Sartre. Ohne Literatur und ohne Kunst.
Dorothea Wildenburg,
Jean-Paul Sartre,
Campus Einführungen, .
Frankfurt/M.: Campus Verlag 2004.
ISBN 3-593-37394-7
Die Darstellung, die Dorothea Wildenburg in der Reihe Einführungen bei Campus über Jean-Paul Sartre vorgelegt hat, bietet auf 150 Seiten eine knappe Einführung in sein Werk. Die Konzentration auf seine Hauptwerke, eine für die solche Einführungen verständliche und oft übliche Entscheidung, wirkt sich aber auf das Ergebnis dieses Buches eher nachteilig aus. L’imagination (1936) und L’imaginaire (1938) werden nicht genannt; folglich fehlt auch jeder Hinweis auf die Kunst, mit deren Darstellung Sartre in L’imaginaire seinen Freiheitsbegriff L’être et le néant (Gallimard, idées Nr. 101, S. 343-373) vorbereitet. Überhaupt kommt gemäß dieser Einführung die Kunst im Werk Sartres nicht vor. Spätestens aber mit der Lektüre der Flaubert-Studie wird jedem Leser der Stellenwert der Ästhetik im Werk Sartres auffallen, wenn er in L’idiot de la famille die zahlreichen präzise durchgeführten Analysen der Werke Flauberts entdecken wird. Wildenburg weist mit Recht daraufhin, daß Sartre den Menschen verstehen will, auch wenn sie den von Sartre intendierten totalen, also umfassenden Ansatz nur streift, aber das Verhältnis des Porträtierten zu seinem Werk und damit zur Literatur und zur Kunst als Thema von Sartres Werken nicht nennt. Die Art und Weise, wie sie die Bedeutung der Literatur in der Flaubert-Studie übergeht, ist bedauerlich, aber erklärlich, allein schon weil in dieser Einführung Qu’est-ce que la littérature? (1947) und außer zwei Interviews die Situations-Bände gar nicht genannt werden.

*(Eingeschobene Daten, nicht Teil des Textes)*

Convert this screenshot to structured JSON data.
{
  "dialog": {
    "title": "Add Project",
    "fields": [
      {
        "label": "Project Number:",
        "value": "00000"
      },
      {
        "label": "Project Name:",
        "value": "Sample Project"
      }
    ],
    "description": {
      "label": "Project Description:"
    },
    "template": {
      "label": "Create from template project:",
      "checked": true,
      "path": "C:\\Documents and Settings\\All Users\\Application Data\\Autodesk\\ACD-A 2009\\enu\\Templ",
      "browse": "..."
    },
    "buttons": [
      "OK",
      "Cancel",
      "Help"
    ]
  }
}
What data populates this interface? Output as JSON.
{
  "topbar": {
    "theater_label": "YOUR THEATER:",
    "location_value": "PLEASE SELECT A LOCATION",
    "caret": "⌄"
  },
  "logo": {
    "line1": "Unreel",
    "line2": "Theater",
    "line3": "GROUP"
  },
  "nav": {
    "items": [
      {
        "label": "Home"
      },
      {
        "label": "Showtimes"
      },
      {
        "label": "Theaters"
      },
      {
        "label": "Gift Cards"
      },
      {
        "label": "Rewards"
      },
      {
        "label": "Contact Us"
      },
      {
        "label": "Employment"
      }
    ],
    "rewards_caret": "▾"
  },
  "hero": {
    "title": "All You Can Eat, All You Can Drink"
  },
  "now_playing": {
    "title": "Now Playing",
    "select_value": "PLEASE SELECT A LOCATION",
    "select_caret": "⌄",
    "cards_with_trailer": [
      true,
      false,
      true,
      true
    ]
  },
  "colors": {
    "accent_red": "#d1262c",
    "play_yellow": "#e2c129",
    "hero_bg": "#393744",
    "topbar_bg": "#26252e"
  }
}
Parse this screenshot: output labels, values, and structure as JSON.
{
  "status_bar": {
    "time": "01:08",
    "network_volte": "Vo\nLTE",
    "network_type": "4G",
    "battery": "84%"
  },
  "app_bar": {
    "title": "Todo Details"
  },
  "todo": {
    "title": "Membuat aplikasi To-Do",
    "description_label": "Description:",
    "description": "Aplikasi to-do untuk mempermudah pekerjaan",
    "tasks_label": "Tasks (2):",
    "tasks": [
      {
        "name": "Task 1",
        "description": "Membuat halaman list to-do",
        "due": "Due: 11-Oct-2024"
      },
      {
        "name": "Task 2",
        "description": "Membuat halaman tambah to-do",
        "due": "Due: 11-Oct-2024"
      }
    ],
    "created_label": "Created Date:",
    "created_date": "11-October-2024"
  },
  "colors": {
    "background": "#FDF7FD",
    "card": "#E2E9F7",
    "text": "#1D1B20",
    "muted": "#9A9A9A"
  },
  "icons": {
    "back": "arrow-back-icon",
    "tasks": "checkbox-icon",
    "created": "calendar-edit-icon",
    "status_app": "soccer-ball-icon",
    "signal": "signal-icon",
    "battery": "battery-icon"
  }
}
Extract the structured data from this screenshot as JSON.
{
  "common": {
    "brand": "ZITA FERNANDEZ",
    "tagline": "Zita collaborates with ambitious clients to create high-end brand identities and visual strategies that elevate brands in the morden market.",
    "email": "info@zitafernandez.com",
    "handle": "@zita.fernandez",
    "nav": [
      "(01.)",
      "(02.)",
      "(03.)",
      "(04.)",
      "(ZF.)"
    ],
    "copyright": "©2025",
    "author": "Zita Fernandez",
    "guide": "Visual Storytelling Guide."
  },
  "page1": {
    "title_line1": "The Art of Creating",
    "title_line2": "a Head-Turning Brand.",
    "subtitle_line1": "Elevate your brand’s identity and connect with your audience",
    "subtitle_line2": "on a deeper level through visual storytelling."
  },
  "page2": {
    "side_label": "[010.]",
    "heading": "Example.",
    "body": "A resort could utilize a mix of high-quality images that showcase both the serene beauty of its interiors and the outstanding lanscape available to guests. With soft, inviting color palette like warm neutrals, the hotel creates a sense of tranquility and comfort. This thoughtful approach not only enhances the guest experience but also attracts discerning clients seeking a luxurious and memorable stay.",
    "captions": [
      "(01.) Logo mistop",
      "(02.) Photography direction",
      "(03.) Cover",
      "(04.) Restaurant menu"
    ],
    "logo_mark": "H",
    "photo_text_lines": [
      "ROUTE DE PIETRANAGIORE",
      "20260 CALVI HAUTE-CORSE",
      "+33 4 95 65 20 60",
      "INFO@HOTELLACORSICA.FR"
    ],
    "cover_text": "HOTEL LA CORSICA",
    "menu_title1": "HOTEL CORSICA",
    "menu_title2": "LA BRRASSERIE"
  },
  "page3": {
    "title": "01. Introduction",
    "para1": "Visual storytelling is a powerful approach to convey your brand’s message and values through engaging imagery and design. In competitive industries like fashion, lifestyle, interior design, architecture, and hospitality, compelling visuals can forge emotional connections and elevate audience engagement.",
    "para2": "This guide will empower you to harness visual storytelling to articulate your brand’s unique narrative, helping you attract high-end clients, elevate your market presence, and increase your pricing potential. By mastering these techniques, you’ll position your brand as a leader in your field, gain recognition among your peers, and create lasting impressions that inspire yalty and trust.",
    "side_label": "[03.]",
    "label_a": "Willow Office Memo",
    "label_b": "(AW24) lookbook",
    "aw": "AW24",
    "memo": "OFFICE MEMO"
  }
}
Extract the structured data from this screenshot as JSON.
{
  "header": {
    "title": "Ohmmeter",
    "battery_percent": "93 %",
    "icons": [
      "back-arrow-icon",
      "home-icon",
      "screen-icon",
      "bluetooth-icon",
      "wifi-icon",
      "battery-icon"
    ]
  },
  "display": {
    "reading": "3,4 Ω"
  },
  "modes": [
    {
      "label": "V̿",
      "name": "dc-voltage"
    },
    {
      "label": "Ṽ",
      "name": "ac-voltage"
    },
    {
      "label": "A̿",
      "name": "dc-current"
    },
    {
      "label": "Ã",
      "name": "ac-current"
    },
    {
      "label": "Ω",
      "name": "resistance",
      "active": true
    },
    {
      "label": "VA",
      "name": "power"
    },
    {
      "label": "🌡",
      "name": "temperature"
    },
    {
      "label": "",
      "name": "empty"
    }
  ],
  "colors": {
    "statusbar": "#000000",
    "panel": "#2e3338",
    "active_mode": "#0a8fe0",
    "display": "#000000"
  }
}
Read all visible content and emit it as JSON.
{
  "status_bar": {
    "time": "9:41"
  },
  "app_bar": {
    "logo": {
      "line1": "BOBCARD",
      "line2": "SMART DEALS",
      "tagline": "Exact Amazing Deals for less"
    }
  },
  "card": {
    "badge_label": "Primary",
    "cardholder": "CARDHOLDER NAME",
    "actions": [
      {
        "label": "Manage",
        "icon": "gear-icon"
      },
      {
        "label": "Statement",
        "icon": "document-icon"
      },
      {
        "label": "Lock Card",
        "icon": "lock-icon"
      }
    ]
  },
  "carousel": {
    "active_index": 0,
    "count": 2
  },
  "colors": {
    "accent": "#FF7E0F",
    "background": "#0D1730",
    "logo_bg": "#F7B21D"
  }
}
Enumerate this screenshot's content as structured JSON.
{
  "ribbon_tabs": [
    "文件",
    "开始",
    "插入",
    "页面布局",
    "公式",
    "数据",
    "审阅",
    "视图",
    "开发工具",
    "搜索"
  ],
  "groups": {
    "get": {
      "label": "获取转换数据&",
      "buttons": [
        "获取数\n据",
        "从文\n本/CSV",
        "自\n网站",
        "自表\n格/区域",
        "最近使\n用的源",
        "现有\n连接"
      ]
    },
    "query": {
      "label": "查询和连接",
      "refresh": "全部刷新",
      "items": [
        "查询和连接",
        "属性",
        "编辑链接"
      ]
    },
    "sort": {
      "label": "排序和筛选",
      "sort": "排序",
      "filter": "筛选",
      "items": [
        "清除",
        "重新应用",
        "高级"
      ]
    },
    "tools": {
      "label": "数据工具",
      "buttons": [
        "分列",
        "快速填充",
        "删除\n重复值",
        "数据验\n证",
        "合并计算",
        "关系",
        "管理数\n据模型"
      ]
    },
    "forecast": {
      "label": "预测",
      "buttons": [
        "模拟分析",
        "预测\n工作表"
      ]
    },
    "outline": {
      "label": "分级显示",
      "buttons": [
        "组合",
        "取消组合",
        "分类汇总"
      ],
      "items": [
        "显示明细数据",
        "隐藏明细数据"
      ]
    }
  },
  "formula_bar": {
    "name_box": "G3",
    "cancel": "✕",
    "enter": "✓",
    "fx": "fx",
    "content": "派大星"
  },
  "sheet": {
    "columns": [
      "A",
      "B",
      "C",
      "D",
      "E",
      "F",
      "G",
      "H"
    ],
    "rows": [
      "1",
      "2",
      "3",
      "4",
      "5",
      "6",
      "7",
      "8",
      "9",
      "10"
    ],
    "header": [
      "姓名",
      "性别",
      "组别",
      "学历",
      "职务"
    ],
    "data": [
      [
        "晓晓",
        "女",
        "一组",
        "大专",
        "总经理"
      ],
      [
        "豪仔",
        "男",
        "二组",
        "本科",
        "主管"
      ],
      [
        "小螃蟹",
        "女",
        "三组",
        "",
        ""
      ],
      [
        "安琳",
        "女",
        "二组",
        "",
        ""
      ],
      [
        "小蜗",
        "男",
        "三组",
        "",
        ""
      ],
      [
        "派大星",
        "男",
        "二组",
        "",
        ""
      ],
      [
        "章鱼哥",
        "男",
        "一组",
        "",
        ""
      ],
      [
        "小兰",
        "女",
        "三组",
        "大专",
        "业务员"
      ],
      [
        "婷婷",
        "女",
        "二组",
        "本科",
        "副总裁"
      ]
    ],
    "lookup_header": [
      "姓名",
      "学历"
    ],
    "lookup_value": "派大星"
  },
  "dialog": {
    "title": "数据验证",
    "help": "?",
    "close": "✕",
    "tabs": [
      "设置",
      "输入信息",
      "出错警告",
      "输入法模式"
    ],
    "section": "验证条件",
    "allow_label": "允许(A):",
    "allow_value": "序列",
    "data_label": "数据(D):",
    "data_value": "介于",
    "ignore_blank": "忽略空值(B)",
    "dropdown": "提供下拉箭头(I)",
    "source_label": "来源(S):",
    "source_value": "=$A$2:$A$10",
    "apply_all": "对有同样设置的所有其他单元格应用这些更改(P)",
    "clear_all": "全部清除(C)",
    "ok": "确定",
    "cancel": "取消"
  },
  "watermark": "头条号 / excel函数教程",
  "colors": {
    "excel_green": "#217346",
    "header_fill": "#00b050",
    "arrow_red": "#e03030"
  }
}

Ein Kapitel berichtet über die existentielle Psychonalyse, über Sartres Freud-Kritik, über seine Suche nach dem konkreten Urentwuf und auf einer Seite über die Flaubert-Studie. Sein Verhältnis zum Marxismus und zu den Maoisten wird im Kapitel “Sartres ‘neue Passion'” abgehandelt, in dem allerdings jeder Hinweis auf die zahlreichen kritischen Äußerungen Sartres zum Marxismus und der PCF fehlen. Der im wesentlichen philosophisch geprägte Ansatz dieser Einführung muß die Verbindung von Philosophie und Literatur, die Sartre durch seine Beschäftigung mit der Kunst geprägt hat, übersehen. Einführungen dieser Art übergehen viele wesentliche Aspekte seines Werkes, sie nehmen wie hier nur einige Werke in den Blick, zeichnen seine vermeintlichen ideologischen Änderungen nach, stellen sein “Sündenregister” (S. 147 ff.) auf und übersehen dabei die erstaunliche Kontinuität, mit der Sartre sein Werk seit der Beschäftigung mit Jaspers (1927) bis zur Flaubert-Studie geprägt hat.
Dennoch hat Wildenburg aber auf ihre Art eine solide Einführung in seine Philosophie vorgelegt. Ihre wichtigsten Begriffe von L’être et le néant, über die demnächst auf deutsch vorliegenden Cahiers pour une morale bis zur Critique de la raison dialectique werden hier in kurzer und prägnanter Form dargelegt und helfen auch beim Verständnis seiner philosophischen Hauptwerke.